Why might standardizing features before PCA change the result?

PCA is based on variance. Features with larger numerical scale often have larger variance, so they can dominate the principal components. Standardization gives each feature variance \(1\), so PCA focuses more on correlation structure than raw scale.

19.21 Challenge problems

19.21.1 Challenge 1

Prove that if \(C\) is symmetric positive semidefinite, the unit vector maximizing \(u^TCu\) is an eigenvector associated with the largest eigenvalue.

19.21.2 Challenge 2

Let \(X_c=U\Sigma V^T\). Show that the best rank-\(k\) reconstruction of the centered data is

\[ X_{c,k}=U_k\Sigma_kV_k^T=X_cV_kV_k^T. \]

19.21.3 Challenge 3

Construct a dataset where the first principal component has high variance but is not useful for predicting a binary label.

19.22 Python project: PCA as a data-story machine

Use a dataset with at least five numerical features. You may use a built-in dataset from sklearn.datasets, a synthetic dataset, or a dataset from a research project.

Your project should include:

  1. a plot or table of the original features;
  2. centering and optional standardization;
  3. PCA computation using SVD or sklearn;
  4. explained variance plot;
  5. two-dimensional PCA visualization;
  6. interpretation of at least two principal component loading vectors;
  7. reconstruction using different numbers of components;
  8. a short discussion of what PCA reveals and what it may hide.
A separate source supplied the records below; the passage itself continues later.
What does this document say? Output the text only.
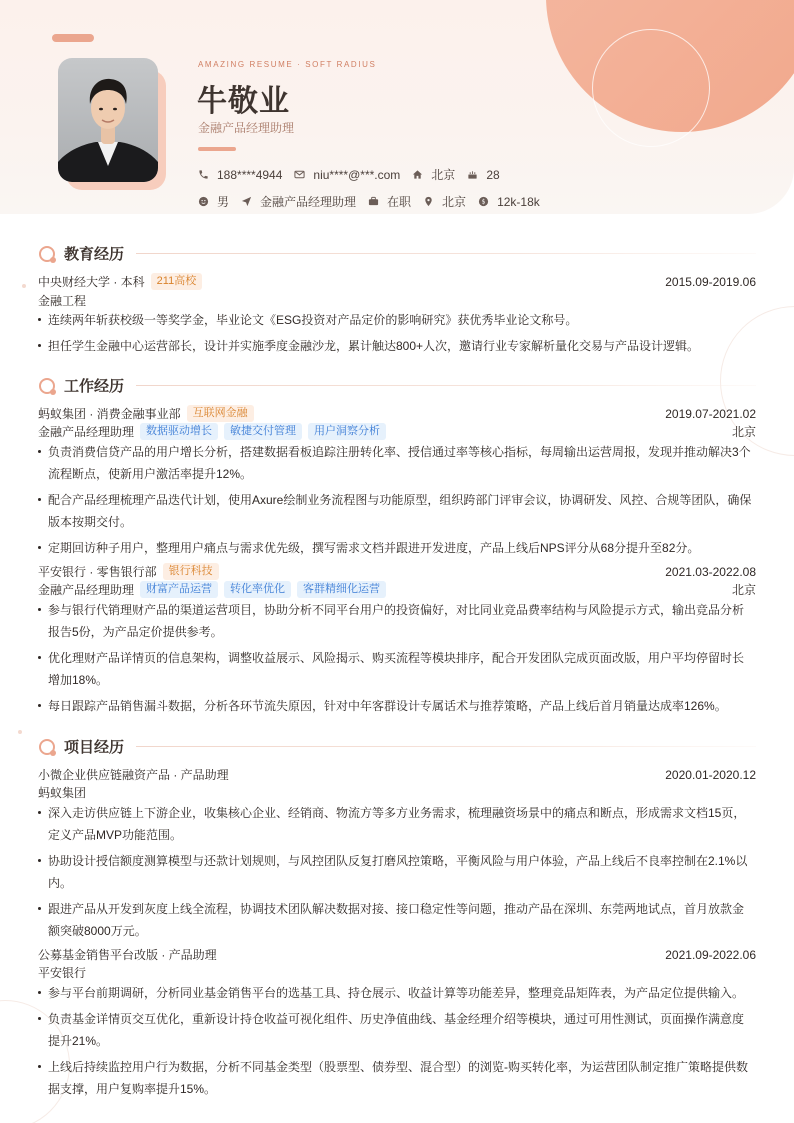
AMAZING RESUME · SOFT RADIUS
牛敬业
金融产品经理助理
188****4944	niu****@***.com	北京	28
男	金融产品经理助理	在职	北京 $ 12k-18k
教育经历
中央财经大学 · 本科	211高校	2015.09-2019.06
金融工程
连续两年斩获校级一等奖学金，毕业论文《ESG投资对产品定价的影响研究》获优秀毕业论文称号。
担任学生金融中心运营部长，设计并实施季度金融沙龙，累计触达800+人次，邀请行业专家解析量化交易与产品设计逻辑。
工作经历
蚂蚁集团 · 消费金融事业部	互联网金融	2019.07-2021.02
金融产品经理助理	数据驱动增长	敏捷交付管理	用户洞察分析	北京
负责消费信贷产品的用户增长分析，搭建数据看板追踪注册转化率、授信通过率等核心指标，每周输出运营周报，发现并推动解决3个
流程断点，使新用户激活率提升12%。
配合产品经理梳理产品迭代计划，使用Axure绘制业务流程图与功能原型，组织跨部门评审会议，协调研发、风控、合规等团队，确保
版本按期交付。
定期回访种子用户，整理用户痛点与需求优先级，撰写需求文档并跟进开发进度，产品上线后NPS评分从68分提升至82分。
平安银行 · 零售银行部	银行科技	2021.03-2022.08
金融产品经理助理	财富产品运营	转化率优化	客群精细化运营	北京
参与银行代销理财产品的渠道运营项目，协助分析不同平台用户的投资偏好，对比同业竞品费率结构与风险提示方式，输出竞品分析
报告5份，为产品定价提供参考。
优化理财产品详情页的信息架构，调整收益展示、风险揭示、购买流程等模块排序，配合开发团队完成页面改版，用户平均停留时长
增加18%。
每日跟踪产品销售漏斗数据，分析各环节流失原因，针对中年客群设计专属话术与推荐策略，产品上线后首月销量达成率126%。
项目经历
小微企业供应链融资产品 · 产品助理	2020.01-2020.12
蚂蚁集团
深入走访供应链上下游企业，收集核心企业、经销商、物流方等多方业务需求，梳理融资场景中的痛点和断点，形成需求文档15页，
定义产品MVP功能范围。
协助设计授信额度测算模型与还款计划规则，与风控团队反复打磨风控策略，平衡风险与用户体验，产品上线后不良率控制在2.1%以
内。
跟进产品从开发到灰度上线全流程，协调技术团队解决数据对接、接口稳定性等问题，推动产品在深圳、东莞两地试点，首月放款金
额突破8000万元。
公募基金销售平台改版 · 产品助理	2021.09-2022.06
平安银行
参与平台前期调研，分析同业基金销售平台的选基工具、持仓展示、收益计算等功能差异，整理竞品矩阵表，为产品定位提供输入。
负责基金详情页交互优化，重新设计持仓收益可视化组件、历史净值曲线、基金经理介绍等模块，通过可用性测试，页面操作满意度
提升21%。
上线后持续监控用户行为数据，分析不同基金类型（股票型、债券型、混合型）的浏览-购买转化率，为运营团队制定推广策略提供数
据支撑，用户复购率提升15%。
19.23 AI companion activities

Use an AI assistant as a mathematical conversation partner.

  1. Ask it to explain PCA in three different metaphors: geometry, statistics, and compression.
  2. Ask it to generate a dataset where PCA works well and another where PCA is misleading.
  3. Ask it to explain the difference between PCA and supervised feature selection.
  4. Ask it to check your interpretation of a PCA loading vector.
  5. Ask it to help write a short nontechnical explanation of explained variance.

The goal is not to outsource understanding. The goal is to practice explaining PCA in several languages.